A 90-meter approach ramp of the Cần Thơ Bridge collapsed during construction, on the morning of September 26, 2007, falling from 30 meters in the air. The collapsed section was above a small island located on the Vĩnh Long side of the bridge. There were 250 engineers and workers working on and under the span at the time; the official death toll is 54, with 80 severe injuries.

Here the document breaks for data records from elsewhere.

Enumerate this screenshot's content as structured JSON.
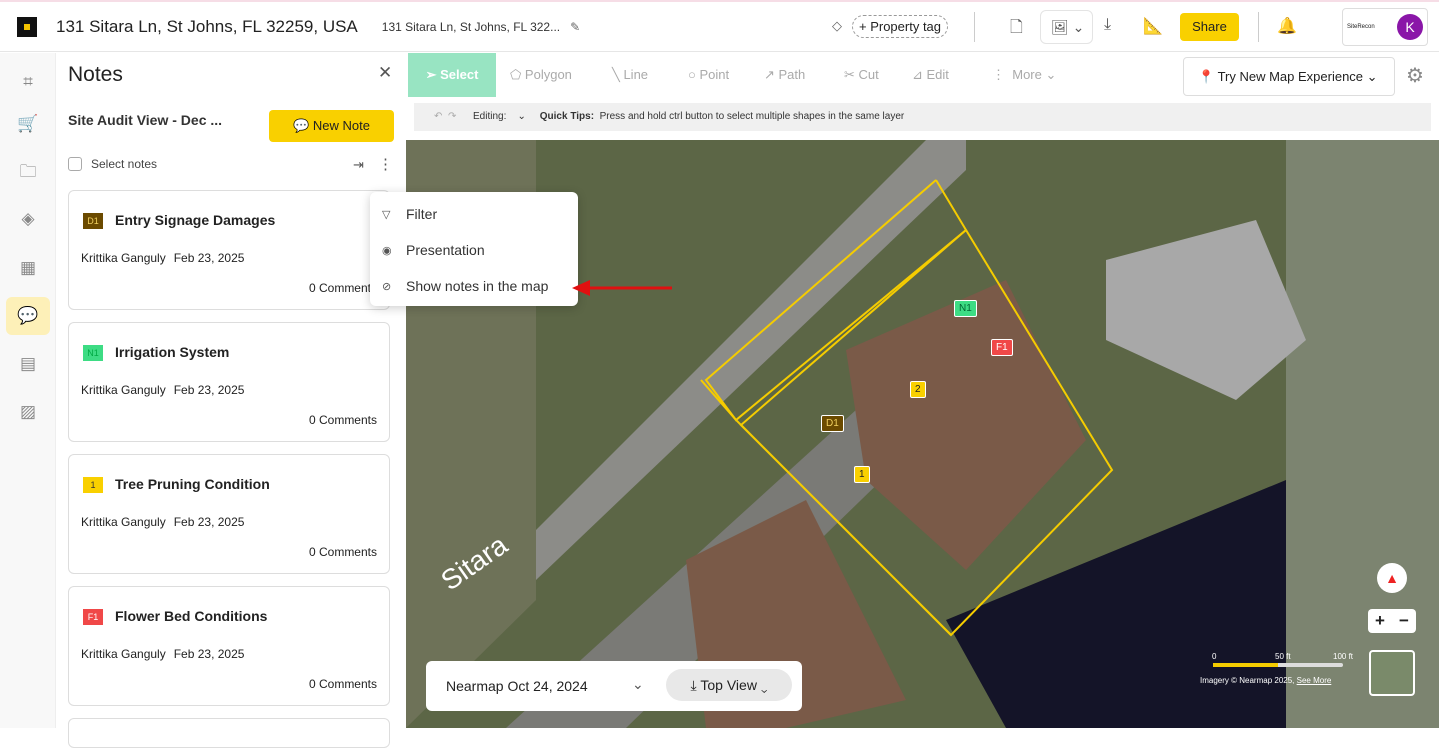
{
  "header": {
    "title": "131 Sitara Ln, St Johns, FL 32259, USA",
    "subtitle": "131 Sitara Ln, St Johns, FL 322...",
    "property_tag": "+ Property tag",
    "share": "Share",
    "brand": "SiteRecon",
    "avatar": "K"
  },
  "notes": {
    "title": "Notes",
    "view": "Site Audit View - Dec ...",
    "new_note": "New Note",
    "select_notes": "Select notes",
    "items": [
      {
        "badge": "D1",
        "badge_color": "#6b4a00",
        "badge_text": "#f0d060",
        "title": "Entry Signage Damages",
        "author": "Krittika Ganguly",
        "date": "Feb 23, 2025",
        "comments": "0 Comments"
      },
      {
        "badge": "N1",
        "badge_color": "#3ddc84",
        "badge_text": "#0a4",
        "title": "Irrigation System",
        "author": "Krittika Ganguly",
        "date": "Feb 23, 2025",
        "comments": "0 Comments"
      },
      {
        "badge": "1",
        "badge_color": "#f9d000",
        "badge_text": "#333",
        "title": "Tree Pruning Condition",
        "author": "Krittika Ganguly",
        "date": "Feb 23, 2025",
        "comments": "0 Comments"
      },
      {
        "badge": "F1",
        "badge_color": "#f04848",
        "badge_text": "#fff",
        "title": "Flower Bed Conditions",
        "author": "Krittika Ganguly",
        "date": "Feb 23, 2025",
        "comments": "0 Comments"
      }
    ]
  },
  "menu": {
    "items": [
      "Filter",
      "Presentation",
      "Show notes in the map"
    ]
  },
  "toolbar": {
    "tools": [
      "Select",
      "Polygon",
      "Line",
      "Point",
      "Path",
      "Cut",
      "Edit",
      "More"
    ],
    "try_new": "Try New Map Experience",
    "editing": "Editing:",
    "tips_label": "Quick Tips:",
    "tips": "Press and hold ctrl button to select multiple shapes in the same layer"
  },
  "map": {
    "imagery_date": "Nearmap Oct 24, 2024",
    "view": "Top View",
    "scale": [
      "0",
      "50 ft",
      "100 ft"
    ],
    "attribution": "Imagery © Nearmap 2025,",
    "see_more": "See More",
    "street": "Sitara",
    "markers": [
      "N1",
      "F1",
      "2",
      "D1",
      "1"
    ]
  }
}
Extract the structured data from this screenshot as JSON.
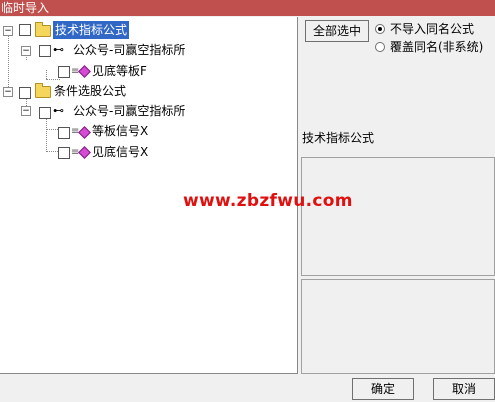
{
  "window": {
    "title": "临时导入"
  },
  "tree": {
    "nodes": [
      {
        "label": "技术指标公式",
        "expander": "−"
      },
      {
        "label": "公众号-司赢空指标所",
        "expander": "−"
      },
      {
        "label": "见底等板F"
      },
      {
        "label": "条件选股公式",
        "expander": "−"
      },
      {
        "label": "公众号-司赢空指标所",
        "expander": "−"
      },
      {
        "label": "等板信号X"
      },
      {
        "label": "见底信号X"
      }
    ]
  },
  "controls": {
    "select_all_label": "全部选中",
    "radio_no_import": "不导入同名公式",
    "radio_overwrite": "覆盖同名(非系统)"
  },
  "panel": {
    "title": "技术指标公式"
  },
  "watermark": "www.zbzfwu.com",
  "footer": {
    "ok_label": "确定",
    "cancel_label": "取消"
  },
  "colors": {
    "title_bar": "#c0504d",
    "selection": "#3168c6",
    "watermark": "#e01010",
    "item_icon": "#d64ad6",
    "folder": "#f4d65a"
  },
  "icons": {
    "folder": "folder-icon",
    "group": "key-icon",
    "item": "diamond-icon"
  }
}
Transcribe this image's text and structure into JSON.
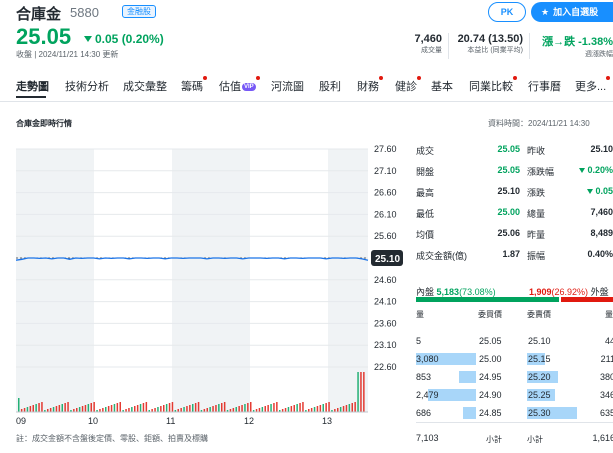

According to Dr. Trần Chủng, head of the national construction QA/QC authority under the Ministry of Construction, this is the most catastrophic disaster in the history of Vietnam's construction industry.

===Rescue efforts===
Immediately following the accident, many workers at the site joined the rescue forces to take the injured out of the debris, and Chợ Rẫy Hospital in Ho Chi Minh City sent two professional rescue teams to the site. Local people, students, and cadres joined the rescue teams. International agencies contributed rescue personnel and funding. Rescue efforts were carried out with cranes rather than by direct rescue personnel because of the risk of collapse of the remaining part of the bridge.

===Aftermath===
An inquiry into the cause of the collapse spent 8 months investigating. Initially, it was discovered that the temporary pillars that had given out had been under-specified, using narrower margins to save costs. Ultimately, the proximate cause was determined to be building the temporary pillars partially on soft sand, which settled unevenly and caused the pillar to tilt. In 2009, the Vietnamese government banned the Taisei and Kajima Construction companies from operating in Vietnam for one year, blaming the two Japanese companies for failing to secure the bridge support.

==Opening==
The largest bridge in the region, was completed on April 12 and opened for traffic on April 24, 2010.